The driver, William J. Farley, 64, of Hesperus, was charged with careless driving, caused by distraction. On Wednesday, both Driscoll and school district spokeswoman Julie Popp declined to discuss any details of the accident, including Farley’s driving record or how long he’s been employed as a driver, citing an “open investigation.” Popp said the district plans to release information about the driver’s history, training, past incidents, among other details Thursday morning.
Superintendent Dan Snowberger announced Wednesday morning Farley would be placed on administrative leave while the State Patrol and the school district conduct an investigation into the incident.
Durango Police Department and the La Plata County Sheriff’s Office could not immediately say on Wednesday whether Farley has a history of driving infractions.
When reached at home Wednesday, Farley said he could not comment on particulars of the accident, but he expressed remorse.
“I love these kids,” he told The Durango Herald. “And it’s tearing me up.”
Parents, on the other hand, were highly critical. They cited two previous incidents with Farley at the wheel: a week ago when he drove the bus into a traffic sign, and then on Monday, when the bus hit a patch of ice and skidded into a ditch.
“It was just a mess,” said Daphine Brislin, a parent, referring to Monday’s accident. “It was a nightmare. The high school bus that comes right after did the appropriate turn and had no issues getting out of Durango West. He’s been a bad driver on this route.”
Brislin said her daughter, who rides the route, came home one day and compared Farley’s driving to that of her 16-year-old who is learning to drive. Brislin complained to the school district but didn’t have much luck.
“If you’ve had problems with this part of the route, why are you still allowing him to drive?” Brislin said in an interview with the Herald. “This guy keeps messing up, and he should have been pulled before the accident happen. If he’s not comfortable, put him on a different route. Things like that, to me, would have been better handled.”
It is not clear when Farley started driving the bus route because District 9-R would not release information Wednesday. But parents who spoke with the Herald estimated it was in the last week or two. They say many children are now frightened to ride the bus, leaving few options for parents.
“She’s scared to death of the bus right now,” Pat Scales said of his 8-year-old daughter, who was on the bus when it rolled. “Now, I’m the bus service. It’s a small price to pay, but still, it’s a price to pay.”
Scales’ daughter Madison recalled the horrifying account of the bus as it ran off the right side of the road and down a 30- to 40-foot embankment.
“I remember it rolling over once and everybody screaming,” the third-grade student said. “We went out the emergency exit in the back of the bus, and we just stayed together. Everybody was crying. I thought he was driving too fast.”

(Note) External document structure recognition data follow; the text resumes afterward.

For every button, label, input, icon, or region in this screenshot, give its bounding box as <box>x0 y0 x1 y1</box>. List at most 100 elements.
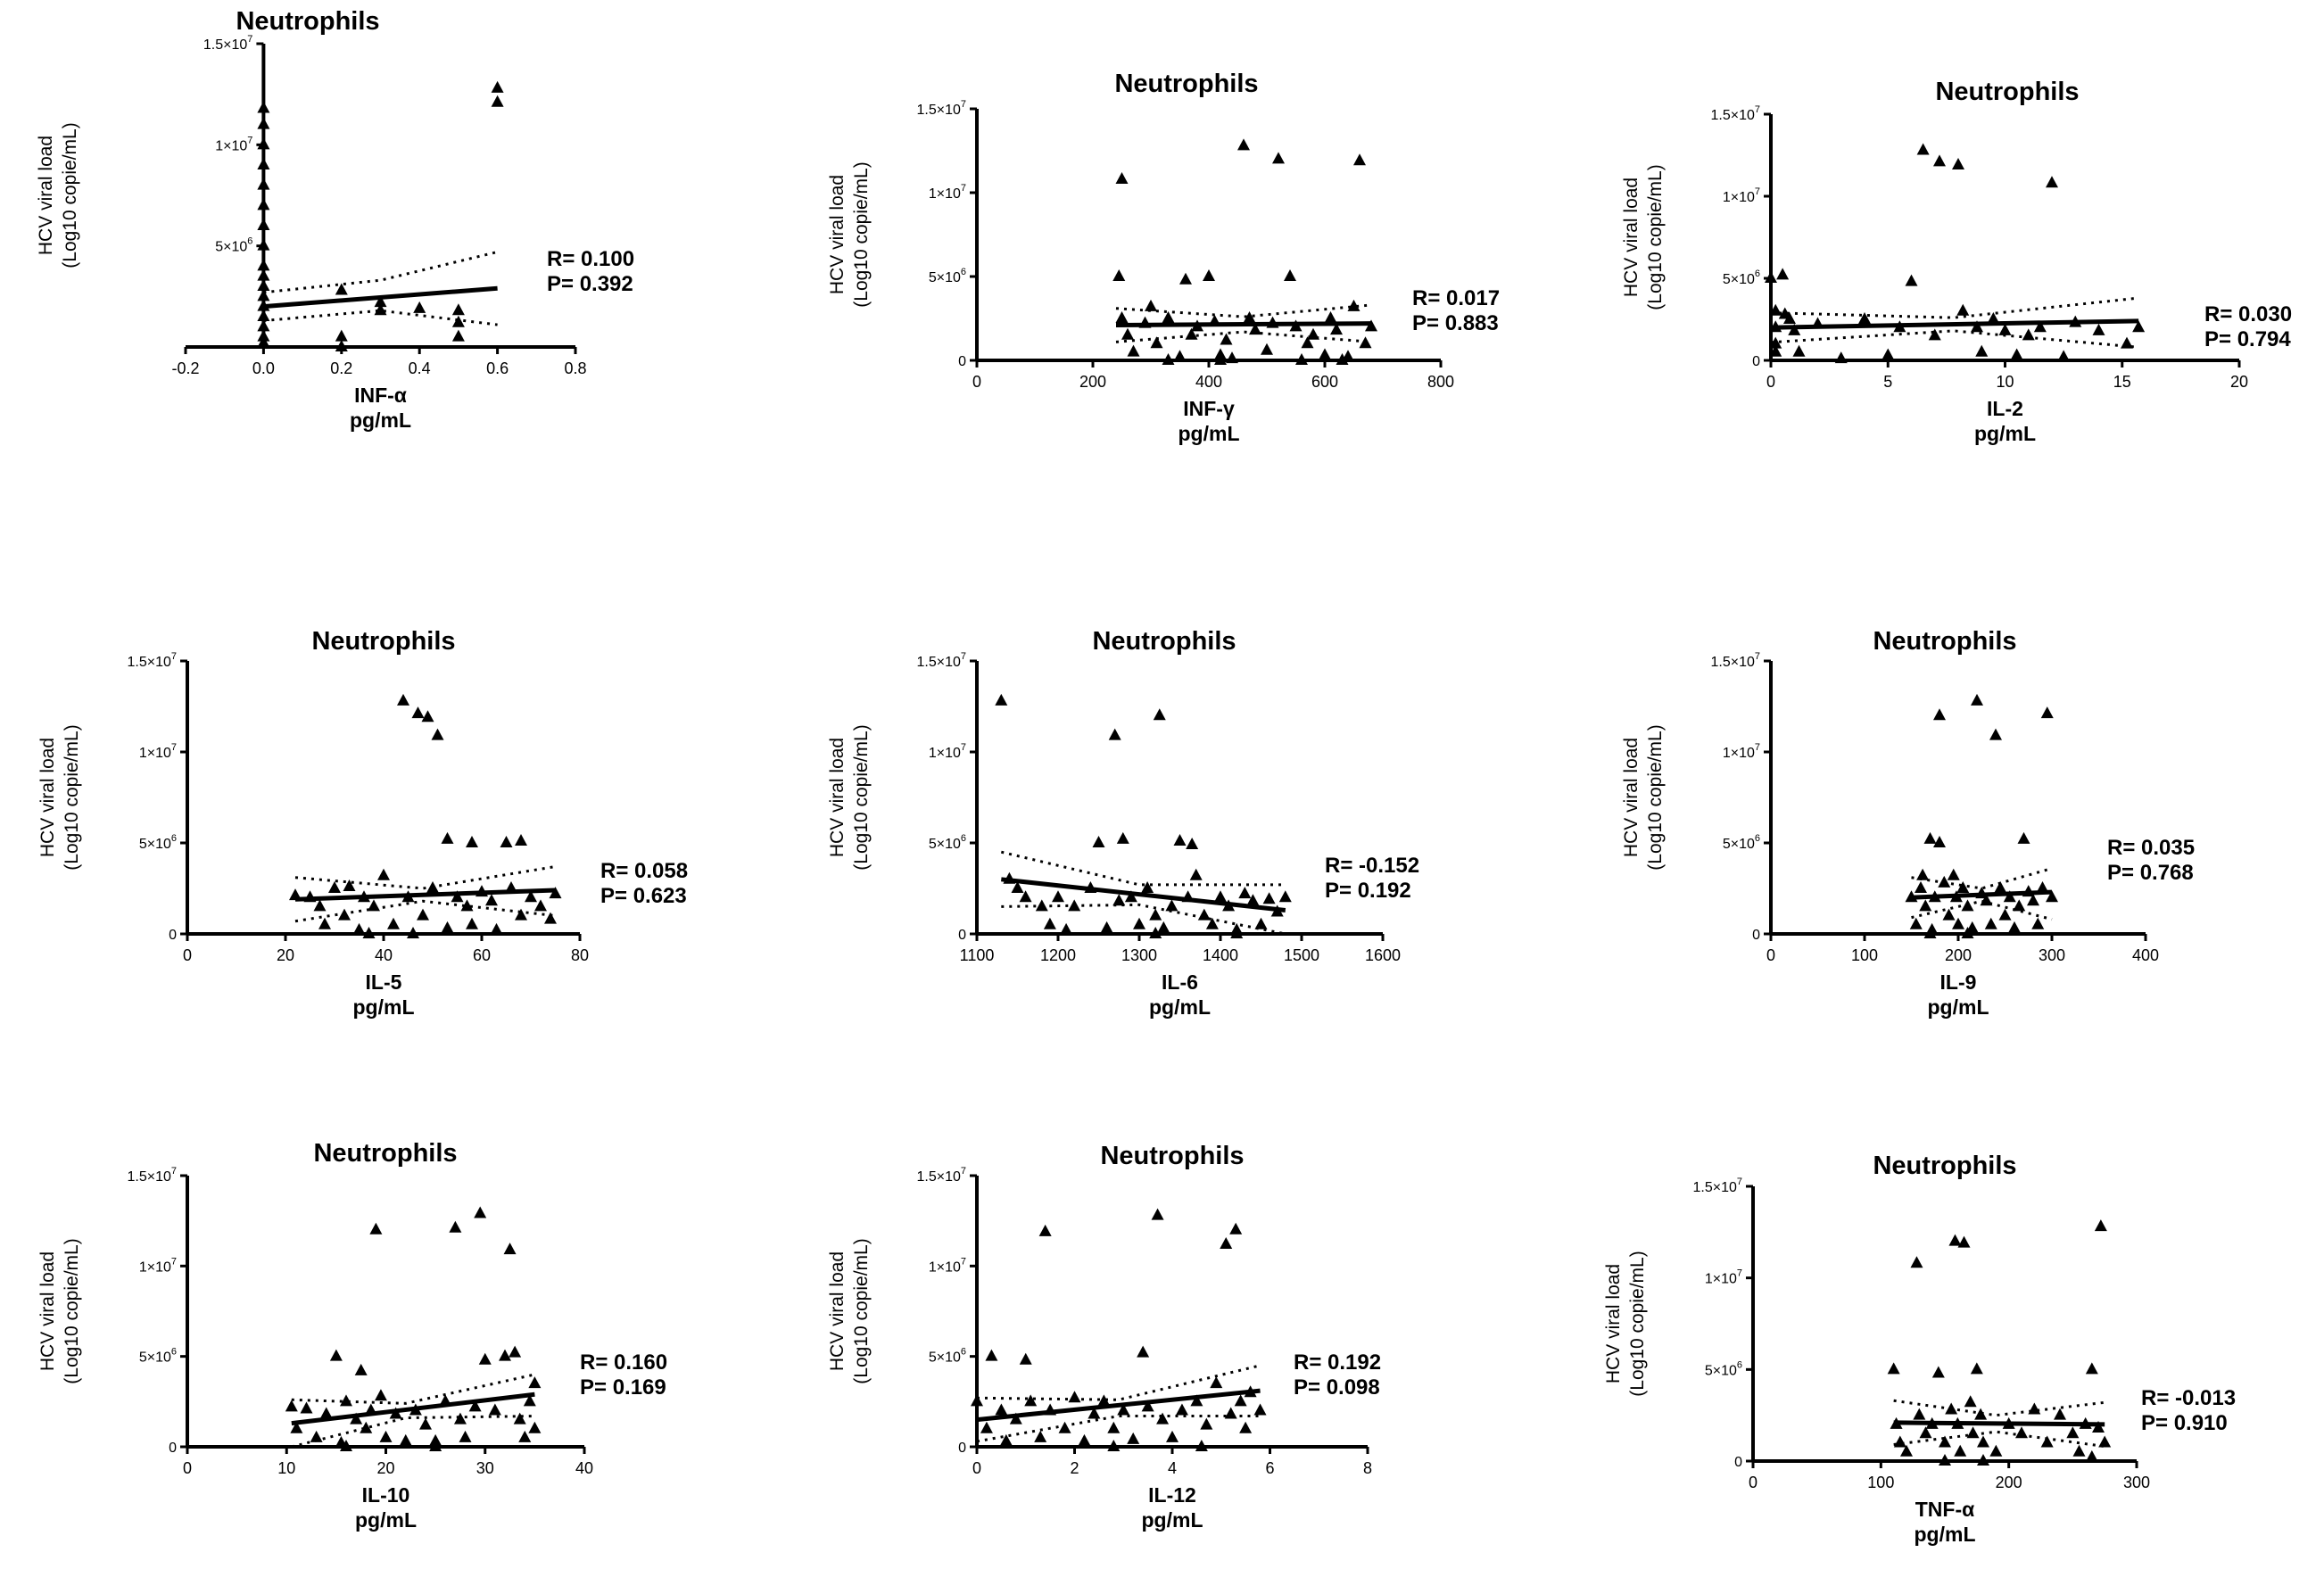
data-point <box>1100 921 1113 933</box>
data-point <box>1078 1433 1091 1446</box>
data-point <box>1957 1235 1971 1248</box>
data-point <box>343 879 356 891</box>
y-tick-mantissa: 1.5×10 <box>1692 1180 1736 1195</box>
y-axis-label-line2: (Log10 copie/mL) <box>851 1238 872 1383</box>
data-point <box>1324 311 1337 323</box>
y-tick-mantissa: 1.5×10 <box>916 1169 960 1185</box>
data-point <box>401 890 415 903</box>
y-axis-label-line1: HCV viral load <box>36 136 56 255</box>
r-value: R= -0.152 <box>1325 854 1419 878</box>
data-point <box>1952 158 1964 170</box>
y-tick-mantissa: 1×10 <box>139 746 171 761</box>
data-point <box>476 885 488 897</box>
y-tick-label: 1×107 <box>1723 186 1760 205</box>
data-point <box>2121 336 2133 349</box>
x-axis-label: IL-9 <box>1940 970 1977 994</box>
data-point <box>1938 875 1951 888</box>
data-point <box>350 1412 363 1424</box>
data-point <box>2054 1408 2066 1420</box>
data-point <box>362 927 376 938</box>
data-point <box>1788 323 1801 335</box>
x-tick-label: 100 <box>1867 1474 1894 1491</box>
y-tick-mantissa: 0 <box>958 1441 966 1456</box>
data-point <box>399 1433 412 1446</box>
y-tick-label: 0 <box>1734 1455 1742 1470</box>
data-point <box>544 912 557 924</box>
data-point <box>2010 348 2023 360</box>
data-point <box>1112 894 1126 906</box>
r-value: R= 0.017 <box>1412 286 1500 310</box>
x-axis-unit: pg/mL <box>1149 995 1211 1019</box>
data-point <box>257 238 270 251</box>
data-point <box>1108 728 1121 740</box>
data-point <box>515 908 527 921</box>
p-value: P= 0.794 <box>2204 327 2291 351</box>
data-point <box>528 1376 542 1389</box>
data-point <box>1191 319 1203 332</box>
y-axis-label-line2: (Log10 copie/mL) <box>851 161 872 307</box>
data-point <box>1961 927 1974 938</box>
x-tick-label: 20 <box>376 1459 394 1477</box>
data-point <box>1769 320 1782 333</box>
data-point <box>1226 351 1238 364</box>
data-point <box>1112 269 1126 281</box>
data-point <box>1150 336 1163 349</box>
data-point <box>1975 887 1989 899</box>
data-point <box>1916 868 1930 880</box>
data-point <box>257 319 270 332</box>
data-point <box>1301 336 1314 349</box>
data-point <box>2040 706 2054 719</box>
y-axis-label-line2: (Log10 copie/mL) <box>1627 1251 1648 1396</box>
y-tick-mantissa: 5×10 <box>1705 1363 1737 1378</box>
y-tick-mantissa: 1×10 <box>1723 746 1755 761</box>
data-point <box>1190 1394 1203 1407</box>
data-point <box>1133 917 1145 929</box>
confidence-band-lower <box>1001 903 1286 936</box>
x-axis-label: IL-5 <box>366 970 402 994</box>
data-point <box>1947 868 1960 880</box>
regression-line <box>976 1388 1261 1423</box>
y-tick-exponent: 6 <box>961 1347 966 1358</box>
data-point <box>451 890 464 903</box>
r-value: R= 0.160 <box>580 1350 667 1375</box>
chart-title: Neutrophils <box>313 1139 457 1168</box>
y-tick-exponent: 6 <box>171 833 177 844</box>
data-point <box>1121 327 1134 340</box>
y-tick-mantissa: 5×10 <box>215 240 247 255</box>
confidence-band-upper <box>294 865 556 890</box>
data-point <box>257 329 270 342</box>
confidence-band-lower <box>1911 899 2053 921</box>
data-point <box>1270 904 1284 917</box>
data-point <box>1353 153 1366 166</box>
y-tick-mantissa: 5×10 <box>1723 837 1755 852</box>
data-point <box>1890 1416 1903 1429</box>
x-tick-label: 80 <box>571 946 589 964</box>
y-tick-exponent: 6 <box>247 236 252 247</box>
y-tick-label: 0 <box>958 1441 966 1456</box>
data-point <box>257 137 270 150</box>
data-point <box>1237 138 1250 151</box>
data-point <box>1044 1403 1057 1416</box>
data-point <box>2098 1435 2112 1448</box>
data-point <box>417 908 429 921</box>
data-point <box>360 1421 373 1433</box>
data-point <box>1003 871 1016 884</box>
data-point <box>1234 1394 1247 1407</box>
data-point <box>1925 1416 1939 1429</box>
data-point <box>1261 343 1273 355</box>
data-point <box>1887 1362 1900 1375</box>
data-point <box>2132 320 2146 333</box>
data-point <box>1893 1435 1906 1448</box>
data-point <box>1272 152 1285 164</box>
data-point <box>2027 894 2039 906</box>
x-tick-label: 200 <box>1079 373 1106 391</box>
data-point <box>1107 1421 1121 1433</box>
data-point <box>1347 299 1360 311</box>
y-tick-label: 0 <box>958 928 966 943</box>
data-point <box>409 1403 422 1416</box>
y-tick-mantissa: 0 <box>958 928 966 943</box>
y-tick-mantissa: 5×10 <box>139 837 171 852</box>
data-point <box>2046 890 2058 903</box>
data-point <box>500 836 513 847</box>
data-point <box>1043 917 1056 929</box>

Madison sustained extensive bruises on her body and an injury to her head. Her father, who was taking Madison back to Mercy for a check-up Wednesday, said he is filled with a mix of horror and anger.
“The idea that anyone who’s had an accident in the first week or month, and is still retained, is shocking to me,” Scales said. “The road was bone dry, and the sun wasn’t an issue. I’m just floored they let a guy with prior accidents still drive. I don’t care how short-staffed they are.”
The last few years, District 9-R has faced a shortage of bus drivers. The district has had difficulty filling open driver positions – so much so that some school officials have been forced to take up driving routes.